Uitgangspunten bij de waarheidsvinding in deze civiele zaak

3.6
Het ligt op de weg van [geïntimeerde] om feiten en omstandigheden aan te voeren en zo nodig te bewijzen die zijn beroep op onrechtmatig handelen van [appellant2] kunnen dragen. Zoals gezegd, is de civiele rechter bij de beantwoording van de vraag of een en ander is komen vast te staan niet gebonden aan de bewijswaardering van de strafrechter. Een uitzondering op dat beginsel is geregeld in artikel 161 Rv: een strafrechtelijke veroordeling van een bepaald feit levert van dat feit dwingend bewijs op. Maar de kantonrechter heeft terecht overwogen dat die situatie zich hier niet voordoet, omdat [appellant2] juist is vrijgesproken van het strafbare handelen waarop [geïntimeerde] zijn vordering in deze civiele procedure baseert.
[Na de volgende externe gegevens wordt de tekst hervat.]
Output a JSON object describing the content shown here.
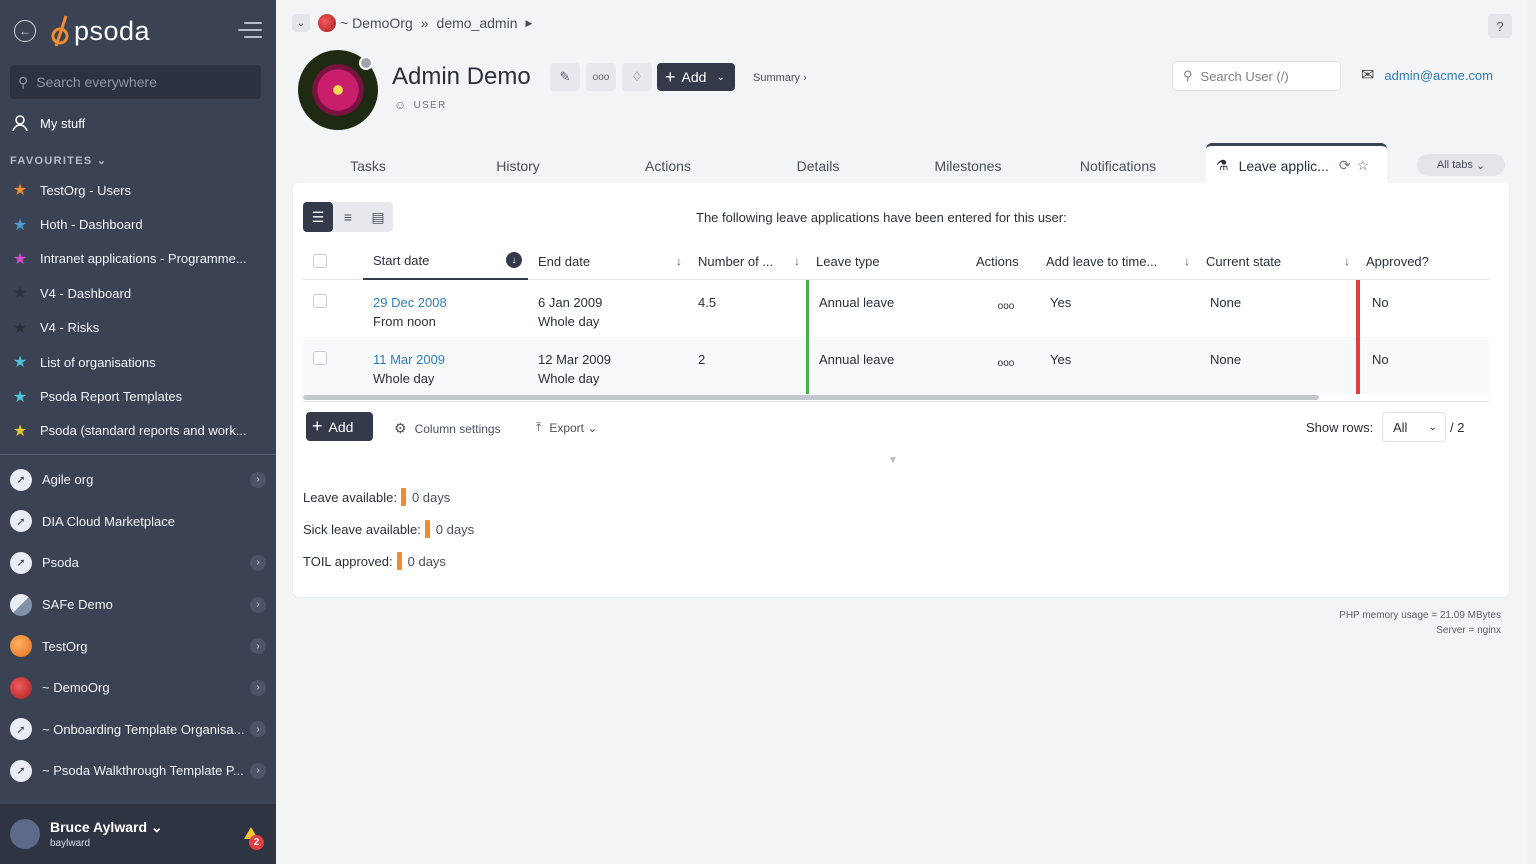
{
  "sidebar": {
    "logo_text": "psoda",
    "search_placeholder": "Search everywhere",
    "my_stuff": "My stuff",
    "favourites_heading": "FAVOURITES",
    "favourites": [
      {
        "label": "TestOrg - Users",
        "color": "#f28b30"
      },
      {
        "label": "Hoth - Dashboard",
        "color": "#4d9bd9"
      },
      {
        "label": "Intranet applications - Programme...",
        "color": "#d64bd0"
      },
      {
        "label": "V4 - Dashboard",
        "color": "#2b2f3a"
      },
      {
        "label": "V4 - Risks",
        "color": "#2b2f3a"
      },
      {
        "label": "List of organisations",
        "color": "#4dc4d6"
      },
      {
        "label": "Psoda Report Templates",
        "color": "#4dc4d6"
      },
      {
        "label": "Psoda (standard reports and work...",
        "color": "#e8c63a"
      }
    ],
    "orgs": [
      {
        "label": "Agile org",
        "has_children": true
      },
      {
        "label": "DIA Cloud Marketplace",
        "has_children": false
      },
      {
        "label": "Psoda",
        "has_children": true
      },
      {
        "label": "SAFe Demo",
        "has_children": true
      },
      {
        "label": "TestOrg",
        "has_children": true
      },
      {
        "label": "~ DemoOrg",
        "has_children": true
      },
      {
        "label": "~ Onboarding Template Organisa...",
        "has_children": true
      },
      {
        "label": "~ Psoda Walkthrough Template P...",
        "has_children": true
      }
    ],
    "user": {
      "name": "Bruce Aylward",
      "login": "baylward",
      "notifications": "2"
    }
  },
  "breadcrumb": {
    "org": "~ DemoOrg",
    "separator": "»",
    "current": "demo_admin"
  },
  "help_label": "?",
  "profile": {
    "name": "Admin Demo",
    "role": "USER",
    "add_label": "Add",
    "summary_label": "Summary ›"
  },
  "search_user_placeholder": "Search User (/)",
  "email": "admin@acme.com",
  "tabs": [
    "Tasks",
    "History",
    "Actions",
    "Details",
    "Milestones",
    "Notifications"
  ],
  "active_tab": "Leave applic...",
  "all_tabs_label": "All tabs",
  "panel": {
    "intro": "The following leave applications have been entered for this user:",
    "columns": [
      "Start date",
      "End date",
      "Number of ...",
      "Leave type",
      "Actions",
      "Add leave to time...",
      "Current state",
      "Approved?"
    ],
    "rows": [
      {
        "start": "29 Dec 2008",
        "start_sub": "From noon",
        "end": "6 Jan 2009",
        "end_sub": "Whole day",
        "number": "4.5",
        "type": "Annual leave",
        "actions": "ooo",
        "add_leave": "Yes",
        "state": "None",
        "approved": "No"
      },
      {
        "start": "11 Mar 2009",
        "start_sub": "Whole day",
        "end": "12 Mar 2009",
        "end_sub": "Whole day",
        "number": "2",
        "type": "Annual leave",
        "actions": "ooo",
        "add_leave": "Yes",
        "state": "None",
        "approved": "No"
      }
    ],
    "add_label": "Add",
    "column_settings_label": "Column settings",
    "export_label": "Export",
    "show_rows_label": "Show rows:",
    "show_rows_value": "All",
    "rows_total": "/ 2",
    "stats": [
      {
        "label": "Leave available:",
        "value": "0 days"
      },
      {
        "label": "Sick leave available:",
        "value": "0 days"
      },
      {
        "label": "TOIL approved:",
        "value": "0 days"
      }
    ]
  },
  "footer": {
    "memory": "PHP memory usage = 21.09 MBytes",
    "server": "Server = nginx"
  }
}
De kantonrechter heeft ook terecht geconcludeerd dat hij zelf moet beoordelen of [geïntimeerde] het oorzakelijk verband tussen het optreden van [appellant2] en de verwonding van zijn vinger voldoende heeft gesteld en onderbouwd, mede in het licht van de betwisting van dat verband door [appellant2]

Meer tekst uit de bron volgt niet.